I know what you’re thinking…part three?! How many parts are there to this thing?! The honest answer is right now I don’t know.
If you’re read my previous posts, imaginatively titled My Brain Tumours Part One and Part Two you’ll know that I was diagnosed with my first brain tumour in 2012 and then with my second brain tumour in 2013. Although my first one was successfully removed and hasn’t returned, my second one lives on in my brain. I recently found out that brain tumour number two has grown. I was expecting this as it was inevitable, I just didn’t know when this would be. In my mind, growth would mean it would be big enough to remove so therefore a good thing. I could get rid of it once and for all and be brain tumour free. At least that was my plan.
But like all good plans, they never turn out like you think they will.
I’m always anxious when going to see my specialist because I never quite know what I’m going to get. Don’t get me wrong, I’m optimistic. I get my positive mental attitude hat on and I tell myself it will all be ok. I tell everyone else it will be ok. But deep down, I don’t really know until I get there.

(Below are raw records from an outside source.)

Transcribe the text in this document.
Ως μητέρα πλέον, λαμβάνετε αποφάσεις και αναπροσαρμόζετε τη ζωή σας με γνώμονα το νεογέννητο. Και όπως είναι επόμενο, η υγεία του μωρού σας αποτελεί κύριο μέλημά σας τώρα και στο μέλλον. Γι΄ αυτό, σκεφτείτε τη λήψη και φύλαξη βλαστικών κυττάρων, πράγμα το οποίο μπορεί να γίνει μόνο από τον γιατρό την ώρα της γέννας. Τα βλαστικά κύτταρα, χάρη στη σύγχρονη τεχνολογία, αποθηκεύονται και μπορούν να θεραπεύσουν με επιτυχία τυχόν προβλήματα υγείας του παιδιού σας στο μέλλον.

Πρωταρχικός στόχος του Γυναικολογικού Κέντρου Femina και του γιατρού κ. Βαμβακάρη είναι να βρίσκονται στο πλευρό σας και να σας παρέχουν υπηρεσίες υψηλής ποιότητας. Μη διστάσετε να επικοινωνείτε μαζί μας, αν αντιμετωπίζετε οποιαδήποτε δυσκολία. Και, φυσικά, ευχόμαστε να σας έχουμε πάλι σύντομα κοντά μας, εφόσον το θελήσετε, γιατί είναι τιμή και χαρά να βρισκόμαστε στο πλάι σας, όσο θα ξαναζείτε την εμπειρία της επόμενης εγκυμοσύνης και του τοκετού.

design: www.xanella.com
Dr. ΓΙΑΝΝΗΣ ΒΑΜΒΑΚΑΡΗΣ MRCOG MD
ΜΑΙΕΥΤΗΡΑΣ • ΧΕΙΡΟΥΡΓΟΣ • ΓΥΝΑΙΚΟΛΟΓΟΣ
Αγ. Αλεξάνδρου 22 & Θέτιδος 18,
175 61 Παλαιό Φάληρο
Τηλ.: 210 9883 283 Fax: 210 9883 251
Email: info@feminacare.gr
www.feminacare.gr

I’m told that my current brain tumour has increased in size but that it’s not quite big enough to operate on just yet. I’m relieved there’s no brain surgery this year and I can live with more regular MRI’s. I’m getting quite good at laying completely still now. Trust me, it is not as easy as it sounds! This news didn’t really upset me because I was expecting it. It was the next bit of news that threw me.
I have a new brain tumour. It’s my third one in five years.
This one is in a new location and in a different place to the other brain tumours past and present. On hearing the news, I joke my specialist that every time I see her, she diagnoses me with a brain tumour and that I will have to stop coming to see her. We laugh. I guess it’s better than crying. I saved that for later.
She goes on to explain that they won’t be able to fully remove this one because of where it is and I may have to have radiotherapy after surgery to shrink the rest of it. I ask if it’s common to have multiple simultaneous brain tumours and she says it’s not. My mind goes blank and I really can’t think of what to say or what to ask. Basically my brain likes making tumours and I don’t know why. No one can tell me why either.
I am not sure how I feel about this and if I am completely honest, I try not to think about it because it’s overwhelming and exhausting. If I do start thinking about, it gets too much for my mind to understand and because there is nothing I can do it about. I don’t have any answers and I don’t know what this means. I feel ok and I don’t have any symptoms as far as I know, not including the sporadic migraines. But it could be worst and I know I’m lucky. So I am thankful for that.
The thing about life is that you think you have all the time in the world and then suddenly you don’t. Don’t get me wrong, I’m not dying nor am I planning to drop dead anytime soon. What I mean is that things like this makes me look at my life. It makes me think of my mortality. I appreciate my life more and the people I love. I even appreciate my work more, I want to continue to do what I love and not just work on projects because of the money but because I actually want to, because I enjoy it. My brain tumours have taught me lots of things like I’ve finally realised that it really isn’t worth sweating the small stuff. I mean, in the bigger scheme of things will it even matter to me? I try and see things from a different perspective, to be more empathic and understanding. I laugh more and would like to think I’m learning to let go of the crap stuff.
I am loved, I am happy, I am healthy (despite the brain tumours) and to be honest, what more do I need?